Service no: 2558 [1]

Place of birth: Bathurst, 16 July 1896

Address: Dripstone

Occupation: Clerk

Next of kin: Annie Bruce (mother), Dripstone

Date of enlistment: 14 June 1915

Place of enlistment: Liverpool

Age at enlistment: 21

Fate: Embarked HMAT A54 Runic, Sydney, 9 August 1915. Joined 13th Battalion, 8th Reinforcement, Egypt. Returned to Australia to convalesce after severe bout of enteric fever. Embarked A40 Ceramic, Sydney, to rejoin unit in France early 1917. Killed in action, France, 7 February 1917.

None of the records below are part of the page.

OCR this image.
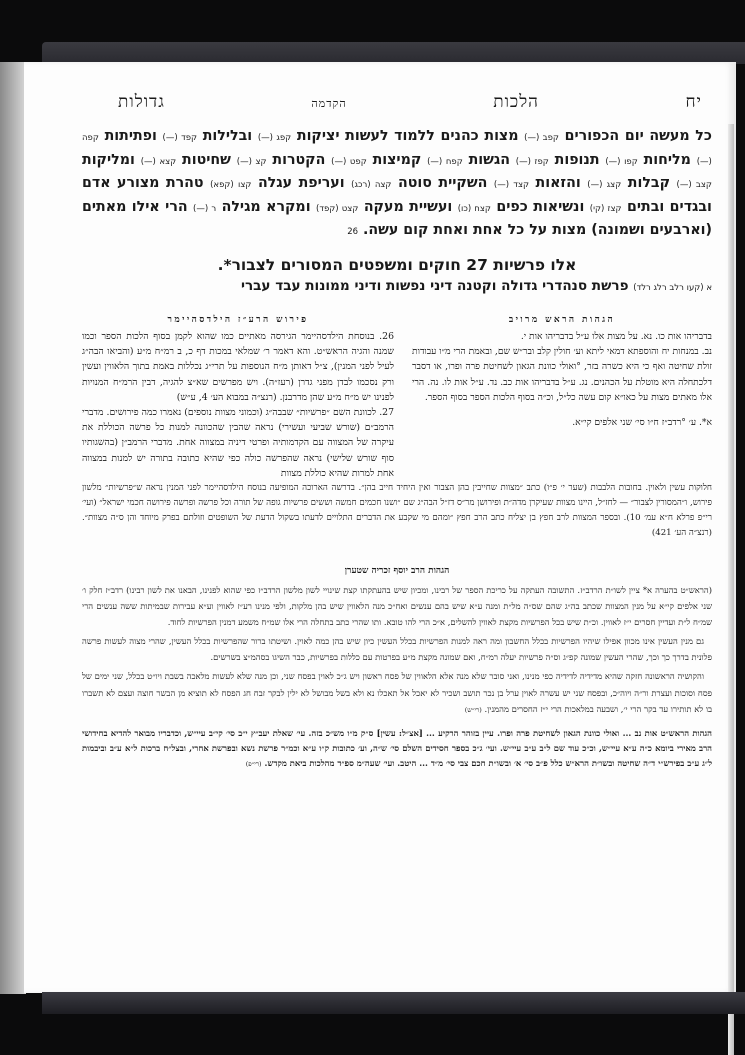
יח
הלכות
הקדמה
גדולות
כל מעשה יום הכפורים קפב (—) מצות כהנים ללמוד לעשות יציקות קפג (—) ובלילות קפד (—) ופתיתות קפה (—) מליחות קפו (—) תנופות קפז (—) הגשות קפח (—) קמיצות קפט (—) הקטרות קצ (—) שחיטות קצא (—) ומליקות קצב (—) קבלות קצג (—) והזאות קצד (—) השקיית סוטה קצה (רכג) ועריפת עגלה קצו (קפא) טהרת מצורע אדם ובגדים ובתים קצז (קי) ונשיאות כפים קצח (כו) ועשיית מעקה קצט (קפד) ומקרא מגילה ר (—) הרי אילו מאתים (וארבעים ושמונה) מצות על כל אחת ואחת קום עשה. 26
אלו פרשיות 27 חוקים ומשפטים המסורים לצבור*.
א (קעו רלב רלג רלד) פרשת סנהדרי גדולה וקטנה דיני נפשות ודיני ממונות עבד עברי
הגהות הראש מרויב

בדבריהו אות כו. נא. על מצות אלו ע״ל בדבריהו אות י.

נב. במנחות יח והוספתא דמאי ליתא וע׳ חולין קלב ובר״ש שם, ובאמת הרי מ״ו עבודות זולת שחיטה ואף כי היא כשרה בזר, °ואולי כוונת הגאון לשחיטת פרה ופרו, או דסבר דלכתחלה היא מוטלת על הכהנים. נג. ע״ל בדבריהו אות כב. נד. ע״ל אות לו. נה. הרי אלו מאתים מצות על כאו״א קום עשה כל״ל, וכ״ה בסוף הלכות הספר בסוף הספר.

א*. ע׳ °רדב״ז ח״ו סי׳ שני אלפים קי״א.

פירוש הרע״ז הילדסהיימר

26. בנוסחת הילדסהיימר הגירסה מאתיים כמו שהוא לקמן בסוף הלכות הספר וכמו שמנה והגיה הראש״ט. והא דאמר ר׳ שמלאי במכות דף כ, ב רמ״ח מ״ע (והביאו הבה״ג לעיל לפני המנין), צ״ל דאותן מ״ח הנוספות על תרי״ג נכללות באמת בתוך הלאווין ועשין ורק נסכמו לבדן מפני גדרן (רעז״ה). ויש מפרשים שא״צ להגיה, דבין הרמ״ח המנויות לפנינו יש מ״ח מ״ע שהן מדרבנן. (רנצ״ה במבוא הע׳ 4, ע״ש)

27. לכוונת השם ״פרשיות״ שבבה״ג (וכמוני מצוות נוספים) נאמרו כמה פירושים. מדברי הרמב״ם (שורש שביעי ועשירי) נראה שהבין שהכוונה למנות כל פרשה הכוללת את עיקרה של המצווה עם הקדמותיה ופרטי דיניה במצווה אחת. מדברי הרמב״ן (בהשגותיו סוף שורש שלישי) נראה שהפרשה כולה כפי שהיא כתובה בתורה יש למנות במצווה אחת למרות שהיא כוללת מצוות

חלוקות עשין ולאוין. בחובות הלבבות (שער י׳ פ״ו) כתב ״מצוות שחייבין בהן הצבור ואין היחיד חייב בהן״. בדרשה הארוכה המופיעה בנוסח הילדסהיימר לפני המנין נראה ש״פרשיות״ מלשון פירוש, ו״המסורין לצבור״ — לחז״ל, היינו מצוות שעיקרן מדה״ת ופירושן מר״ס דז״ל הבה״ג שם ״ושנו חכמים חמשה וששים פרשיות גופה של תורה וכל פרשה ופרשה פירושה חכמי ישראל״ (ועי׳ רי״פ פרלא ח״א עמ׳ 10). ובספר המצוות לרב חפץ בן יצליח כתב הרב חפץ ״ומהם מי שקבע את הדברים התלויים לדעתו בשקול הדעת של השופטים וזולתם בפרק מיוחד והן ס״ה מצוות״. (רנצ״ה הע׳ 421)
הגהות הרב יוסף זכריה שטערן

(הראש״ט בהערה א* ציין לשו״ת הרדב״ז. התשובה העתקה על כריכת הספר של רבינו, ומכיון שיש בהעתקתו קצת שינויי לשון מלשון הרדב״ז כפי שהוא לפנינו, הבאנו את לשון רבינו) רדב״ז חלק ו׳ שני אלפים קי״א על מנין המצוות שכתב בה״ג שהם שס״ה מל״ת ומנה ע״א שיש בהם ענשים ואח״כ מנה הלאווין שיש בהן מלקות, ולפי מנינו רע״ז לאווין וע״א עבירות שבמיתות ששה ענשים הרי שמ״ח ל״ת ועדיין חסרים י״ז לאווין. וכ״ת שיש בכל הפרשיות מקצת לאווין להשלים, א״כ הרי להו טובא. ותו שהרי כתב בתחלה הרי אלו שמ״ח משמע דמנין הפרשיות לחוד.

גם מנין העשין אינו מכוון אפילו שיהיו הפרשיות בכלל החשבון ומה ראה למנות הפרשיות בכלל העשין כיון שיש בהן כמה לאוין. ושיטתו ברור שהפרשיות בכלל העשין, שהרי מצוה לעשות פרשה פלונית בדרך כך וכך, שהרי העשין שמונה קפ״ג וס״ה פרשיות יעלה רמ״ח, ואם שמונה מקצת מ״ע בפרטות עם כללות בפרשיות, כבר השיגו בסהמ״צ בשרשים.

והקושיה הראשונה חזקה שהיא מדידיה לדידיה כפי מנינו, ואני סובר שלא מנה אלא הלאווין של פסח ראשון ויש ג״כ לאוין בפסח שני, וכן מנה שלא לעשות מלאכה בשבת ויו״ט בכלל, שני ימים של פסח וסוכות ועצרת ור״ה ויוה״כ, ובפסח שני יש עשרה לאוין ערל בן נכר תושב ושכיר לא יאכל אל תאכלו נא ולא בשל מבושל לא ילין לבקר זבח חג הפסח לא תוציא מן הבשר חוצה ועצם לא תשברו בו לא תותירו עד בקר הרי י׳, ושבעה במלאכות הרי י״ז החסרים מהמנין. (רי״ש)

הגהות הראש״ט אות נב ... ואולי כוונת הגאון לשחיטת פרה ופרו. עיין בזוהר הרקיע ... [אצ״ל: עשין] ס״ק מ״ו מש״כ בזה. עי׳ שאלת יעב״ץ י״ב סי׳ קי״ב עיי״ש, וכדבריו מבואר להדיא בחידושי הרב מאירי ביומא כ״ה ע״א עיי״ש, וכ״כ עוד שם ל״ב ע״ב עיי״ש. ועי׳ ג״כ בספר חסידים השלם סי׳ ש״ה, וע׳ כתובות ק״ו ע״א וכמ״ר פרשת נשא ובפרשת אחרי, ובצל״ח ברכות ל״א ע״ב וביבמות ל״ג ע״ב בפירש״י ד״ה שחיטה ובשו״ת הרא״ש כלל פ״ב סי׳ א׳ ובשו״ת חכם צבי סי׳ מ״ד ... היטב. ועי׳ שעה״מ ספ״ד מהלכות ביאת מקדש. (רי״פ)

Date of death: 7 February 1917




George Henry Bruce, eldest son of William Bruce and his wife Annie Slattery was a worker on the railway at Dripstone when he enlisted on 14 June 1915. He embarked at Sydney via HMAT A54 Runic on 9 August 1915 for Egypt. While there he experienced a severe bout of enteric fever and returned to Australia to convalesce for three months.

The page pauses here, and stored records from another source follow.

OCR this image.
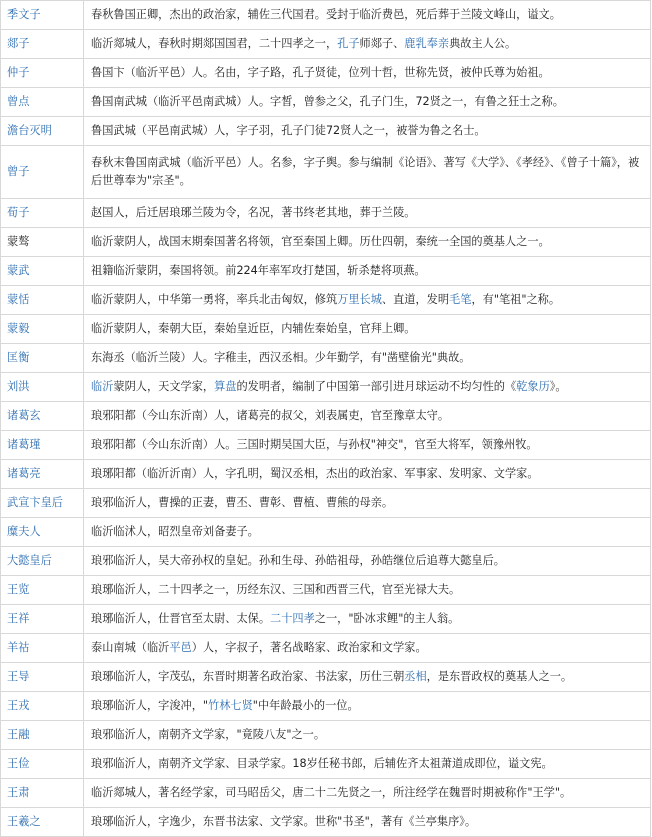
季文子	春秋鲁国正卿，杰出的政治家，辅佐三代国君。受封于临沂费邑，死后葬于兰陵文峰山，谥文。
郯子	临沂郯城人，春秋时期郯国国君，二十四孝之一，孔子师郯子、鹿乳奉亲典故主人公。
仲子	鲁国卞（临沂平邑）人。名由，字子路，孔子贤徒，位列十哲，世称先贤，被仲氏尊为始祖。
曾点	鲁国南武城（临沂平邑南武城）人。字皙，曾参之父，孔子门生，72贤之一，有鲁之狂士之称。
澹台灭明	鲁国武城（平邑南武城）人，字子羽，孔子门徒72贤人之一，被誉为鲁之名士。
曾子	春秋末鲁国南武城（临沂平邑）人。名参，字子舆。参与编制《论语》、著写《大学》、《孝经》、《曾子十篇》，被后世尊奉为"宗圣"。
荀子	赵国人，后迁居琅琊兰陵为令，名况，著书终老其地，葬于兰陵。
蒙骜	临沂蒙阴人，战国末期秦国著名将领，官至秦国上卿。历仕四朝，秦统一全国的奠基人之一。
蒙武	祖籍临沂蒙阴，秦国将领。前224年率军攻打楚国，斩杀楚将项燕。
蒙恬	临沂蒙阴人，中华第一勇将，率兵北击匈奴，修筑万里长城、直道，发明毛笔，有"笔祖"之称。
蒙毅	临沂蒙阴人，秦朝大臣，秦始皇近臣，内辅佐秦始皇，官拜上卿。
匡衡	东海丞（临沂兰陵）人。字稚圭，西汉丞相。少年勤学，有"凿壁偷光"典故。
刘洪	临沂蒙阴人，天文学家，算盘的发明者，编制了中国第一部引进月球运动不均匀性的《乾象历》。
诸葛玄	琅邪阳都（今山东沂南）人，诸葛亮的叔父，刘表属吏，官至豫章太守。
诸葛瑾	琅邪阳都（今山东沂南）人。三国时期吴国大臣，与孙权"神交"，官至大将军，领豫州牧。
诸葛亮	琅琊阳都（临沂沂南）人，字孔明，蜀汉丞相，杰出的政治家、军事家、发明家、文学家。
武宣卞皇后	琅邪临沂人，曹操的正妻，曹丕、曹彰、曹植、曹熊的母亲。
糜夫人	临沂临沭人，昭烈皇帝刘备妻子。
大懿皇后	琅邪临沂人，吴大帝孙权的皇妃。孙和生母、孙皓祖母，孙皓继位后追尊大懿皇后。
王览	琅琊临沂人，二十四孝之一，历经东汉、三国和西晋三代，官至光禄大夫。
王祥	琅琊临沂人，仕晋官至太尉、太保。二十四孝之一，"卧冰求鲤"的主人翁。
羊祜	泰山南城（临沂平邑）人，字叔子，著名战略家、政治家和文学家。
王导	琅琊临沂人，字茂弘，东晋时期著名政治家、书法家，历仕三朝丞相，是东晋政权的奠基人之一。
王戎	琅琊临沂人，字浚冲，"竹林七贤"中年龄最小的一位。
王融	琅邪临沂人，南朝齐文学家，"竟陵八友"之一。
王俭	琅邪临沂人，南朝齐文学家、目录学家。18岁任秘书郎，后辅佐齐太祖萧道成即位，谥文宪。
王肃	临沂郯城人，著名经学家，司马昭岳父，唐二十二先贤之一，所注经学在魏晋时期被称作"王学"。
王羲之	琅琊临沂人，字逸少，东晋书法家、文学家。世称"书圣"，著有《兰亭集序》。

George returned to the front line via HMAT A40 Ceramic and rejoined his unit now serving in France. Red Cross Wounded and Missing Files contain reports of his death from a fellow soldier who knew him well:

On or about the 6th February we were engaged in a stunt at Flers. We hopped over on February 4th,
and on the day after the stunt we were resting in a trench called the “Greasy” Trench, just outside Flers.
We shared the same dugout and he was at the dugout entrance, digging. While digging he hit a bomb with his spade and exploded it.
He was killed outright by the explosion. He was buried on the top of the trench, which was situated on the top of Flers Ridge just beyond the village.

There is no known grave for Private George Henry Bruce, he is remembered on the Orange Railway Ambulance Rifle Club Honour Roll; St Joseph’s Church Orange Honour Roll, on panel number 68 on the Roll of Honour at the Australian War Memorial in Canberra and on the Australian National Memorial at Villers-Bretonneux in France.

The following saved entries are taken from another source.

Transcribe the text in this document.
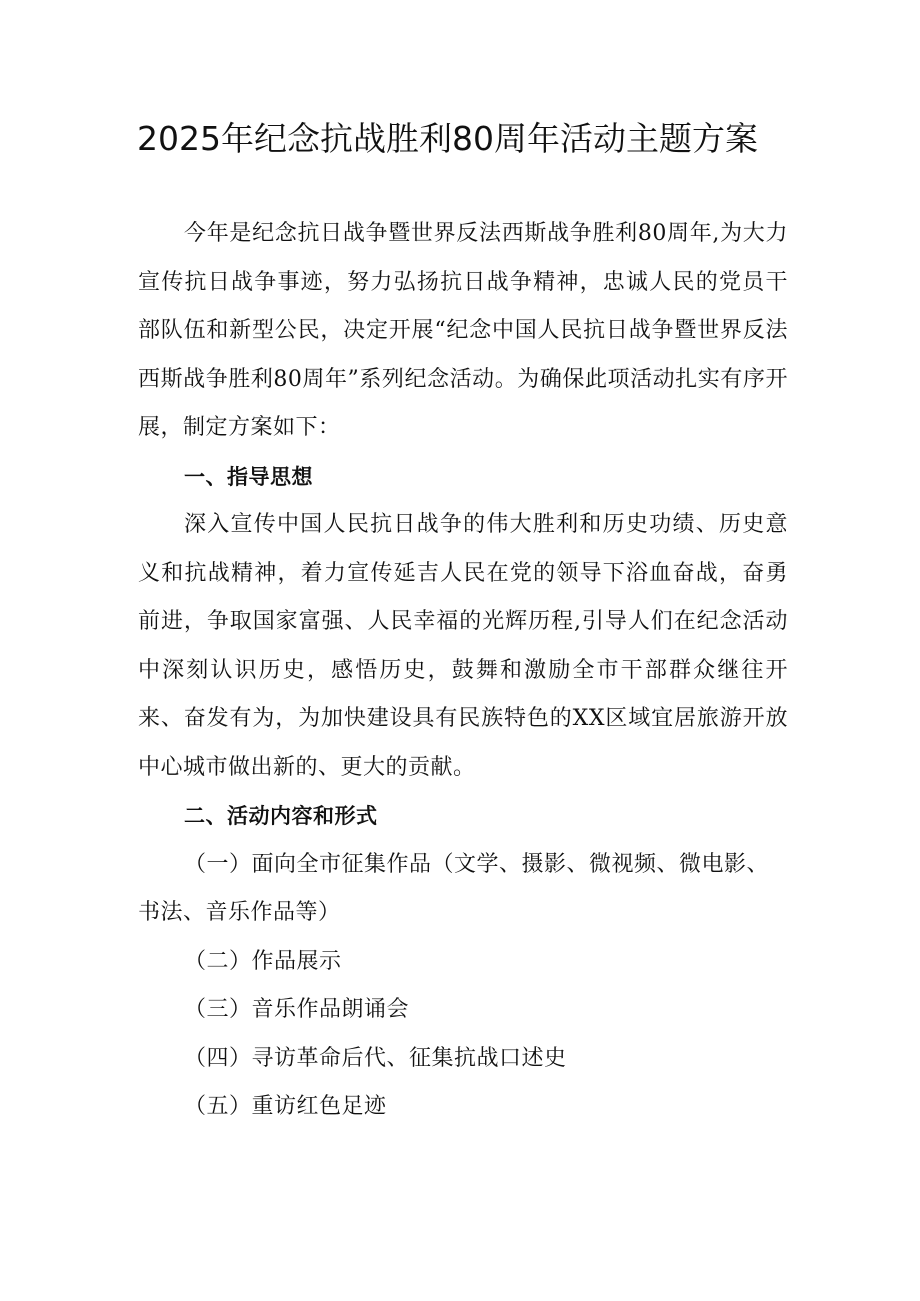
2025年纪念抗战胜利80周年活动主题方案

今年是纪念抗日战争暨世界反法西斯战争胜利80周年,为大力宣传抗日战争事迹，努力弘扬抗日战争精神，忠诚人民的党员干部队伍和新型公民，决定开展“纪念中国人民抗日战争暨世界反法西斯战争胜利80周年”系列纪念活动。为确保此项活动扎实有序开展，制定方案如下：

一、指导思想

深入宣传中国人民抗日战争的伟大胜利和历史功绩、历史意义和抗战精神，着力宣传延吉人民在党的领导下浴血奋战，奋勇前进，争取国家富强、人民幸福的光辉历程,引导人们在纪念活动中深刻认识历史，感悟历史，鼓舞和激励全市干部群众继往开来、奋发有为，为加快建设具有民族特色的XX区域宜居旅游开放中心城市做出新的、更大的贡献。

二、活动内容和形式

（一）面向全市征集作品（文学、摄影、微视频、微电影、书法、音乐作品等）

（二）作品展示

（三）音乐作品朗诵会

（四）寻访革命后代、征集抗战口述史

（五）重访红色足迹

George was one of 23 men from Dripstone who volunteered to serve in WWI, and one of the five who were killed in action.

Also serving from the same family was George’s brother, John Michael Bruce, born 29 April 1897. He was a junior porter on the railway at Dripstone and enlisted at Bathurst on 17 November 1917. He married Margaret M Syphers in 1918 prior to embarking HMAT Port Darwin. John marched into France with the 1st Light Horse Regiment. He returned to Australia on 19 April 1919 and died in New South Wales in 1978.